A-terpineol’s potential effectiveness against cancer was also explored in a 2010 study published in Anticancer Research. The results of the study suggested that a-terpineol inhibited the growth of in vitro cancerous tumor cells, especially those of small cell lung carcinoma.   

Antimicrobial

A 2012 study published in the journal Anaerobe found that a-terpineol exhibited strong antimicrobial activity against oral bacteria. Researchers recommended low levels of a-terpineol in conjunction with linalool to be incorporated into toothpaste or gargling solutions.
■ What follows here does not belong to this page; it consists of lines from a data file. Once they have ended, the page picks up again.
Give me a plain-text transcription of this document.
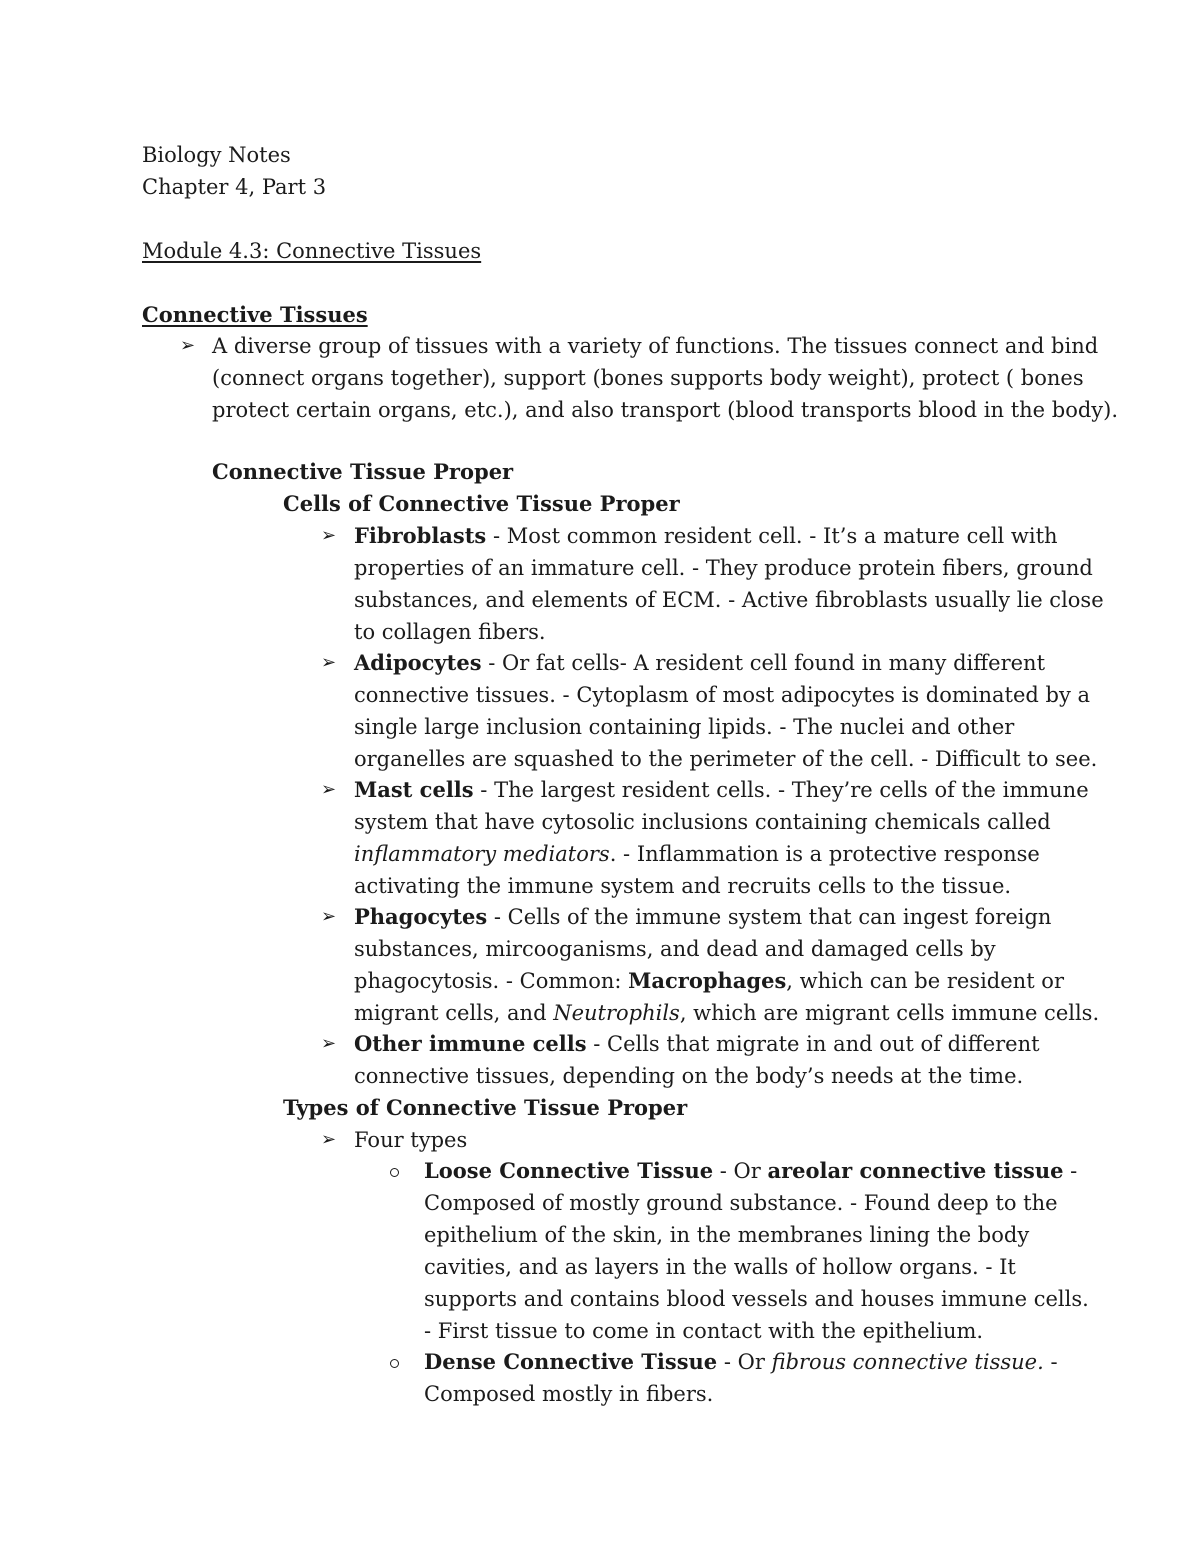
Biology Notes
Chapter 4, Part 3
Module 4.3: Connective Tissues
Connective Tissues
➢ A diverse group of tissues with a variety of functions. The tissues connect and bind
(connect organs together), support (bones supports body weight), protect ( bones
protect certain organs, etc.), and also transport (blood transports blood in the body).
Connective Tissue Proper
Cells of Connective Tissue Proper
➢ Fibroblasts - Most common resident cell. - It’s a mature cell with
properties of an immature cell. - They produce protein fibers, ground
substances, and elements of ECM. - Active fibroblasts usually lie close
to collagen fibers.
➢ Adipocytes - Or fat cells- A resident cell found in many different
connective tissues. - Cytoplasm of most adipocytes is dominated by a
single large inclusion containing lipids. - The nuclei and other
organelles are squashed to the perimeter of the cell. - Difficult to see.
➢ Mast cells - The largest resident cells. - They’re cells of the immune
system that have cytosolic inclusions containing chemicals called
inflammatory mediators. - Inflammation is a protective response
activating the immune system and recruits cells to the tissue.
➢ Phagocytes - Cells of the immune system that can ingest foreign
substances, mircooganisms, and dead and damaged cells by
phagocytosis. - Common: Macrophages, which can be resident or
migrant cells, and Neutrophils, which are migrant cells immune cells.
➢ Other immune cells - Cells that migrate in and out of different
connective tissues, depending on the body’s needs at the time.
Types of Connective Tissue Proper
➢ Four types
Loose Connective Tissue - Or areolar connective tissue -
Composed of mostly ground substance. - Found deep to the
epithelium of the skin, in the membranes lining the body
cavities, and as layers in the walls of hollow organs. - It
supports and contains blood vessels and houses immune cells.
- First tissue to come in contact with the epithelium.
Dense Connective Tissue - Or fibrous connective tissue. -
Composed mostly in fibers.
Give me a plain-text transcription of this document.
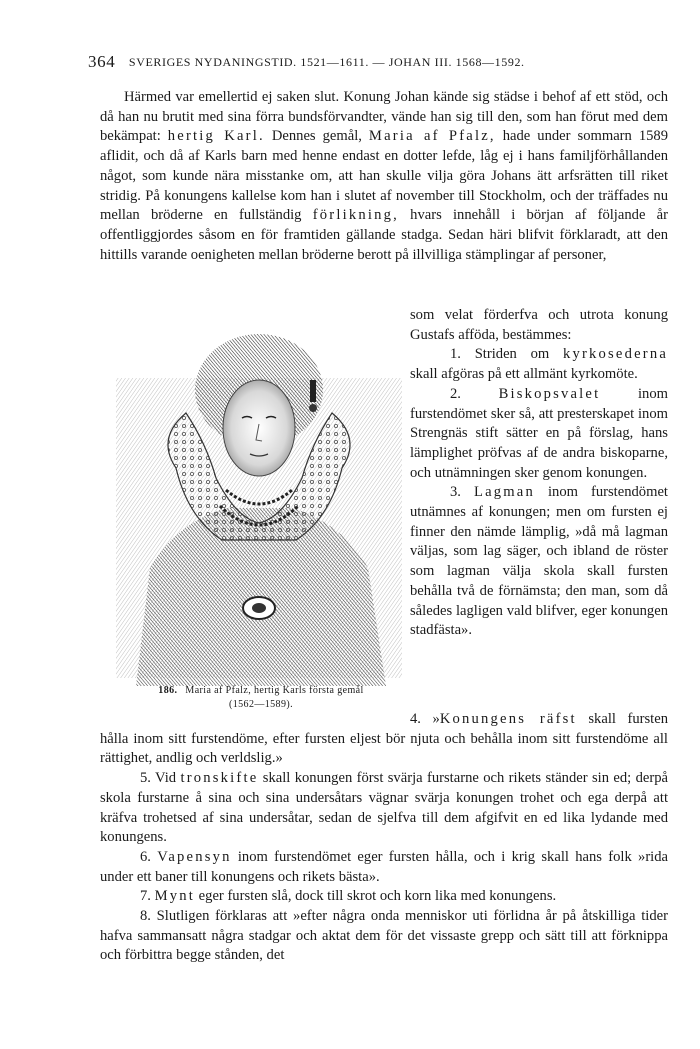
364 SVERIGES NYDANINGSTID. 1521—1611. — JOHAN III. 1568—1592.

Härmed var emellertid ej saken slut. Konung Johan kände sig städse i behof af ett stöd, och då han nu brutit med sina förra bundsförvandter, vände han sig till den, som han förut med dem bekämpat: hertig Karl. Dennes gemål, Maria af Pfalz, hade under sommarn 1589 aflidit, och då af Karls barn med henne endast en dotter lefde, låg ej i hans familjförhållanden något, som kunde nära misstanke om, att han skulle vilja göra Johans ätt arfsrätten till riket stridig. På konungens kallelse kom han i slutet af november till Stockholm, och der träffades nu mellan bröderne en fullständig förlikning, hvars innehåll i början af följande år offentliggjordes såsom en för framtiden gällande stadga. Sedan häri blifvit förklaradt, att den hittills varande oenigheten mellan bröderne berott på illvilliga stämplingar af personer,

som velat förderfva och utrota konung Gustafs afföda, bestämmes:

1. Striden om kyrkosederna skall afgöras på ett allmänt kyrkomöte.

2. Biskopsvalet inom furstendömet sker så, att presterskapet inom Strengnäs stift sätter en på förslag, hans lämplighet pröfvas af de andra biskoparne, och utnämningen sker genom konungen.

3. Lagman inom furstendömet utnämnes af konungen; men om fursten ej finner den nämde lämplig, »då må lagman väljas, som lag säger, och ibland de röster som lagman välja skola skall fursten behålla två de förnämsta; den man, som då således lagligen vald blifver, eger konungen stadfästa».

186. Maria af Pfalz, hertig Karls första gemål
(1562—1589).

4. »Konungens räfst skall fursten hålla inom sitt furstendöme, efter fursten eljest bör njuta och behålla inom sitt furstendöme all rättighet, andlig och verldslig.»

5. Vid tronskifte skall konungen först svärja furstarne och rikets ständer sin ed; derpå skola furstarne å sina och sina undersåtars vägnar svärja konungen trohet och ega derpå att kräfva trohetsed af sina undersåtar, sedan de sjelfva till dem afgifvit en ed lika lydande med konungens.

6. Vapensyn inom furstendömet eger fursten hålla, och i krig skall hans folk »rida under ett baner till konungens och rikets bästa».

7. Mynt eger fursten slå, dock till skrot och korn lika med konungens.

8. Slutligen förklaras att »efter några onda menniskor uti förlidna år på åtskilliga tider hafva sammansatt några stadgar och aktat dem för det vissaste grepp och sätt till att förknippa och förbittra begge stånden, det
The Role of Terpineol in Cannabis

Among the cannabis varieties that contain high levels of terpineol are White Widow, Jack Herer, OG Kush and Girl Scout Cookies. The terpene is often found in varieties of cannabis that also contain high concentrations of pinene, whose aromatic effects are typically stronger than those of terpineol.  Some perceive cannabis with terpineol to have a relaxing or sedative effect.

Bottom Line

Releasing a pleasant but subtle lilac or lime aroma, terpineol may offer multiple therapeutic benefits, including for its potential in treating cancer.